Coraline Seksinsky
WKNH Music Director
Plains are a psych punk band from Newmarket, New Hampshire. Their newest record, Peace in Restland, was released this month. They wear a simple front of guitar rock, but I think there is a lot more going on here. A sensitivity which is distorted in the literal distortion.
This release bends the temporal planes like a time machine. Fusing a seventies garage rock swagger with a modern sense air, space, and movement ala Galaxy 500. The riffs are familiar, they have a rushed cool about them.
This play between a modern day indie punk excitement and the airy sense of space is a central element to the album, which runs ten tracks of fairly short, contained tunes. The album is very tonally consistent, none of the songs really deviate from this fusion of modern air and a classic sense of rock swagger and riffage.
One might think that riffs and solos that owe a heavy debt to the heyday of muscular blues inflected rock n’ roll might mesh with the haze and wash which covers every inch of this album, but it does wonderfully.

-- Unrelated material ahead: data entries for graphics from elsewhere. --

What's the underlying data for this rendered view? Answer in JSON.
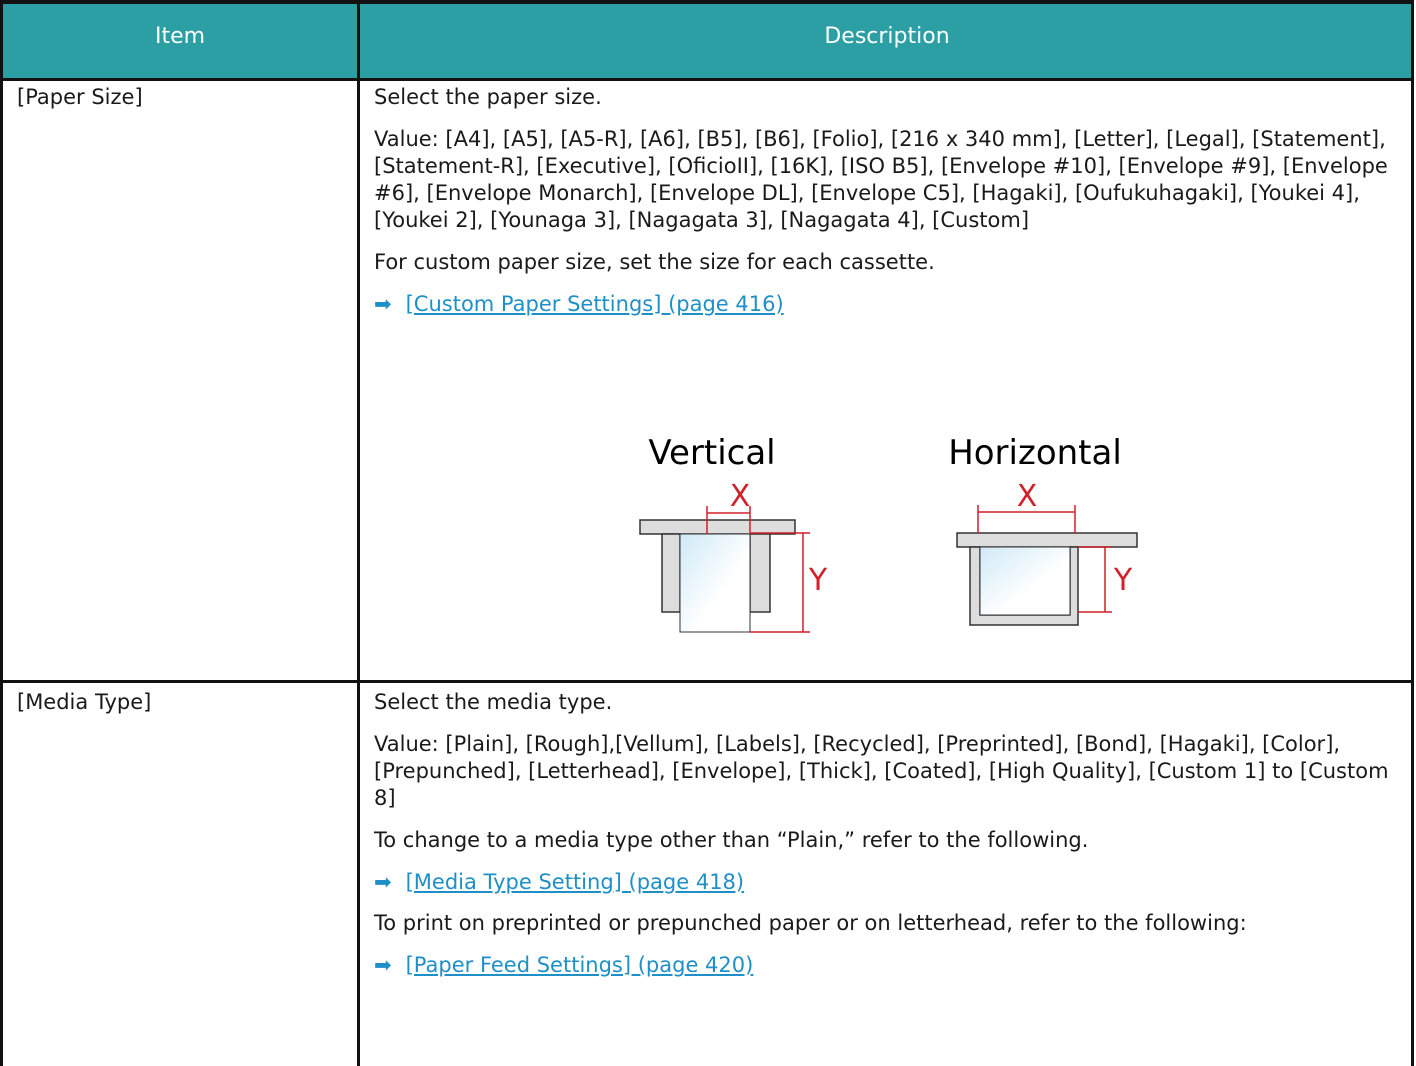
{
  "table": {
    "header": [
      "Item",
      "Description"
    ],
    "rows": [
      {
        "item": "[Paper Size]",
        "content": [
          {
            "text": "Select the paper size."
          },
          {
            "text": "Value: [A4], [A5], [A5-R], [A6], [B5], [B6], [Folio], [216 x 340 mm], [Letter], [Legal], [Statement], [Statement-R], [Executive], [OficioII], [16K], [ISO B5], [Envelope #10], [Envelope #9], [Envelope #6], [Envelope Monarch], [Envelope DL], [Envelope C5], [Hagaki], [Oufukuhagaki], [Youkei 4], [Youkei 2], [Younaga 3], [Nagagata 3], [Nagagata 4], [Custom]"
          },
          {
            "text": "For custom paper size, set the size for each cassette."
          },
          {
            "link": "[Custom Paper Settings] (page 416)"
          }
        ],
        "figure": {
          "vertical": {
            "title": "Vertical",
            "x": "X",
            "y": "Y"
          },
          "horizontal": {
            "title": "Horizontal",
            "x": "X",
            "y": "Y"
          }
        }
      },
      {
        "item": "[Media Type]",
        "content": [
          {
            "text": "Select the media type."
          },
          {
            "text": "Value: [Plain], [Rough],[Vellum], [Labels], [Recycled], [Preprinted], [Bond], [Hagaki], [Color], [Prepunched], [Letterhead], [Envelope], [Thick], [Coated], [High Quality], [Custom 1] to [Custom 8]"
          },
          {
            "text": "To change to a media type other than “Plain,” refer to the following."
          },
          {
            "link": "[Media Type Setting] (page 418)"
          },
          {
            "text": "To print on preprinted or prepunched paper or on letterhead, refer to the following:"
          },
          {
            "link": "[Paper Feed Settings] (page 420)"
          }
        ]
      }
    ]
  }
}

The performances bare wonderful talent and expression. The record opens with the self-titled track, “Peace in Restland” is a lilting and sorting instrumental track nested in the ambiance of animal field recording sounds; trees rustling, birds chirping, things like that. And to the band’s complexity, this track feels more indebted to Scottish post rock master Mogwai than any of the other tracks.
They aren’t afraid to go in this experimental direction, to live in that kind of serenity before diving into the ruckus. Beyond that first track each song plays with the serene/hard hitting dynamic.
Each song offers its sweetness, a swaying pull, and a loving thrust. I was plains do their thing live last week and as an aside I must say they perform this material well. For those who love the gritty and the delicate thrust together.
For those that love riffs and really sick solos and head nodding jams. Please check out.